Es mérito de nuestros representantes, ¡ay!, que nos hayamos vuelto tan desconfiados y que ya no sepamos defendernos sin ellos ni comportarnos como lo que somos: una comunidad resuelta movida por un deseo legítimo. Sabía servidor del contenido, pero condescendiente en su torre de marfil observaba su materialidad como quien ve pasar a los vilanos al otro lado del cristal. Escuchar las palabras que significan, ver los gestos que significan, observar en el fondo de cada ojo el horizonte que significa, que compromete más allá de egoísmos defensivos o delictivos, le sentó a un servidor como ese vaso de vino templado y dulce que ofrece al caminante, de buena fe, la dueña de la casa a cuya puerta le pilló la noche.

El texto, nada literario (que se imprime en quien lo pronuncia, que se realiza en quien lo pronuncia) aunque, este sí, muy profesional, puso de manifiesto la urgencia de un proyecto cuyo objetivo inmediato son las elecciones europeas de mayo, pero cuyo impulso acompaña a una voluntad de cambio que deberá volverse razón, necesidad, movimiento y riesgo a mayor plazo. De las intervenciones de los asistentes más jóvenes se desprendía una inquietud sorprendentemente experimentada, y de las de los mayores una determinación más allá de victimismos que a servidor, por un instante, le hizo creer que el mundo es un lugar habitable a pesar de esos pocos a los que don Gonzalo Suárez, sabio entre sabios, definía a la perfección con la siguiente frase:

— Siempre que tienes una buena idea, aparece un gilipollas y te la jode.
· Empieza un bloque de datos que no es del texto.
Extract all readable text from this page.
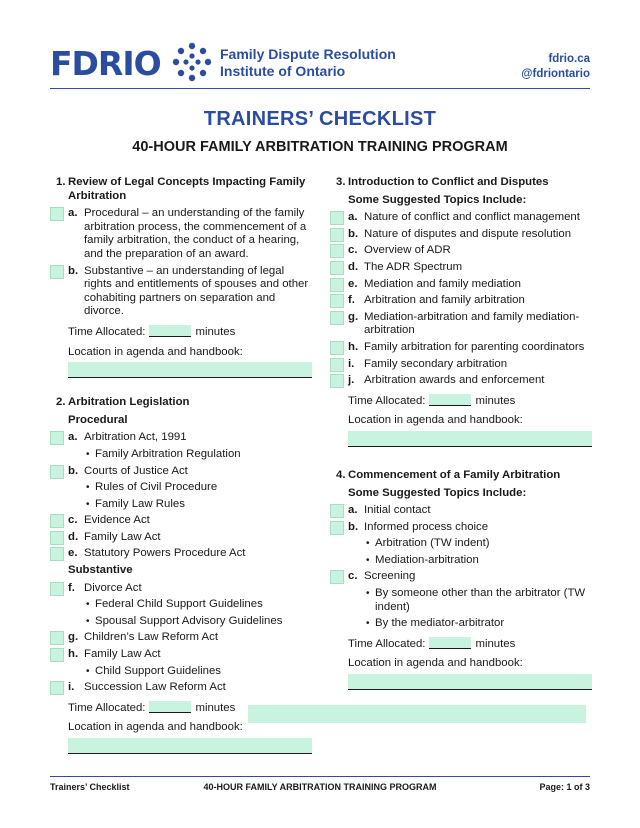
FDRIO	Family Dispute Resolution
Institute of Ontario
fdrio.ca
@fdriontario
TRAINERS’ CHECKLIST
40-HOUR FAMILY ARBITRATION TRAINING PROGRAM
1. Review of Legal Concepts Impacting Family Arbitration
a. Procedural – an understanding of the family arbitration process, the commencement of a family arbitration, the conduct of a hearing, and the preparation of an award.
b. Substantive – an understanding of legal rights and entitlements of spouses and other cohabiting partners on separation and divorce.
Time Allocated:	minutes
Location in agenda and handbook:
2. Arbitration Legislation
Procedural
a. Arbitration Act, 1991
• Family Arbitration Regulation
b. Courts of Justice Act
• Rules of Civil Procedure
• Family Law Rules
c. Evidence Act
d. Family Law Act
e. Statutory Powers Procedure Act
Substantive
f. Divorce Act
• Federal Child Support Guidelines
• Spousal Support Advisory Guidelines
g. Children’s Law Reform Act
h. Family Law Act
• Child Support Guidelines
i. Succession Law Reform Act
Time Allocated:	minutes
Location in agenda and handbook:
3. Introduction to Conflict and Disputes
Some Suggested Topics Include:
a. Nature of conflict and conflict management
b. Nature of disputes and dispute resolution
c. Overview of ADR
d. The ADR Spectrum
e. Mediation and family mediation
f. Arbitration and family arbitration
g. Mediation-arbitration and family mediation-arbitration
h. Family arbitration for parenting coordinators
i. Family secondary arbitration
j. Arbitration awards and enforcement
Time Allocated:	minutes
Location in agenda and handbook:
4. Commencement of a Family Arbitration
Some Suggested Topics Include:
a. Initial contact
b. Informed process choice
• Arbitration (TW indent)
• Mediation-arbitration
c. Screening
• By someone other than the arbitrator (TW indent)
• By the mediator-arbitrator
Time Allocated:	minutes
Location in agenda and handbook:
Trainers’ Checklist	40-HOUR FAMILY ARBITRATION TRAINING PROGRAM	Page: 1 of 3
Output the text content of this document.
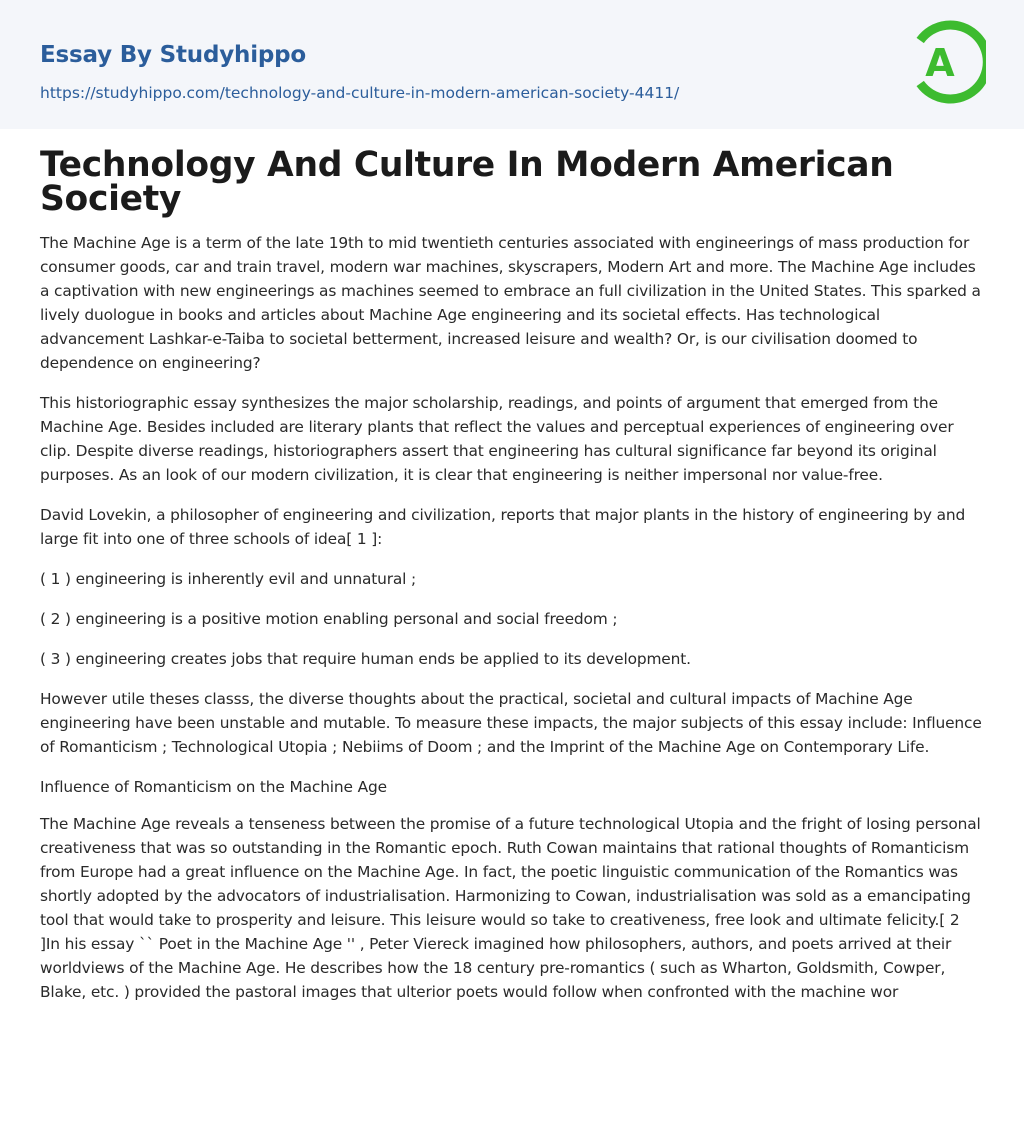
Essay By Studyhippo
https://studyhippo.com/technology-and-culture-in-modern-american-society-4411/
A
Technology And Culture In Modern American Society

The Machine Age is a term of the late 19th to mid twentieth centuries associated with engineerings of mass production for consumer goods, car and train travel, modern war machines, skyscrapers, Modern Art and more. The Machine Age includes a captivation with new engineerings as machines seemed to embrace an full civilization in the United States. This sparked a lively duologue in books and articles about Machine Age engineering and its societal effects. Has technological advancement Lashkar-e-Taiba to societal betterment, increased leisure and wealth? Or, is our civilisation doomed to dependence on engineering?

This historiographic essay synthesizes the major scholarship, readings, and points of argument that emerged from the Machine Age. Besides included are literary plants that reflect the values and perceptual experiences of engineering over clip. Despite diverse readings, historiographers assert that engineering has cultural significance far beyond its original purposes. As an look of our modern civilization, it is clear that engineering is neither impersonal nor value-free.

David Lovekin, a philosopher of engineering and civilization, reports that major plants in the history of engineering by and large fit into one of three schools of idea[ 1 ]:

( 1 ) engineering is inherently evil and unnatural ;

( 2 ) engineering is a positive motion enabling personal and social freedom ;

( 3 ) engineering creates jobs that require human ends be applied to its development.

However utile theses classs, the diverse thoughts about the practical, societal and cultural impacts of Machine Age engineering have been unstable and mutable. To measure these impacts, the major subjects of this essay include: Influence of Romanticism ; Technological Utopia ; Nebiims of Doom ; and the Imprint of the Machine Age on Contemporary Life.

Influence of Romanticism on the Machine Age

The Machine Age reveals a tenseness between the promise of a future technological Utopia and the fright of losing personal creativeness that was so outstanding in the Romantic epoch. Ruth Cowan maintains that rational thoughts of Romanticism from Europe had a great influence on the Machine Age. In fact, the poetic linguistic communication of the Romantics was shortly adopted by the advocators of industrialisation. Harmonizing to Cowan, industrialisation was sold as a emancipating tool that would take to prosperity and leisure. This leisure would so take to creativeness, free look and ultimate felicity.[ 2 ]In his essay `` Poet in the Machine Age '' , Peter Viereck imagined how philosophers, authors, and poets arrived at their worldviews of the Machine Age. He describes how the 18 century pre-romantics ( such as Wharton, Goldsmith, Cowper, Blake, etc. ) provided the pastoral images that ulterior poets would follow when confronted with the machine wor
Al salir nos encontramos con Rober, que también había acudido a la convocatoria, y los cinco nos fuimos a cenar de raciones y a practicar esa forma perfecta de reflexión que es la conversación sin miedo en torno a una sabrosas y desaconsejadas viandas. Jugamos a imponernos cada uno un propósito político e irrenunciable que, en cierto modo, aligerase nuestra mala conciencia por no haber sido, en su momento, capaces de dejar un país mejor atado. Un objetivo por barba, acordamos, pero salieron siete.

— No importa, nos tranquilizó Günter levantando su jarra de cerveza. — Que sean siete.
— A la vejez, viruelas, añadió Hannah entre dientes y poniendo cara de estar a punto de saltar en paracaídas.
— ¡Salud!, exclamamos todos.

Servidor, que, como ha dicho ya, es un lector más solitario que social (lo que no significa que los escritores se dividan también de este modo, por cierto, ya que todo discurso, en su fondo, abarca la totalidad de lo real pero desea ser asumido por uno solo) se acostó rumiando para sí, como dentro de un libro, ese pequeño acontecimiento del día y, aunque últimamente dormía sintiéndose un polvoriento haz de leña seca, recuperó esa noche la placidez de hacerlo de un tirón y soñar sin sorpresas hasta que, con el primer sol, la voz del Dante le despertó susurrando que los lugares más calientes del infierno están reservados para aquellos que, en tiempos de grandes crisis morales, mantienen su neutralidad. Se levantó nuevo, servidor. Y es que eso, un buen sueño, hace por la salud lo que no hará nunca ningún régimen, por estricto que sea. Eso y meterse en líos.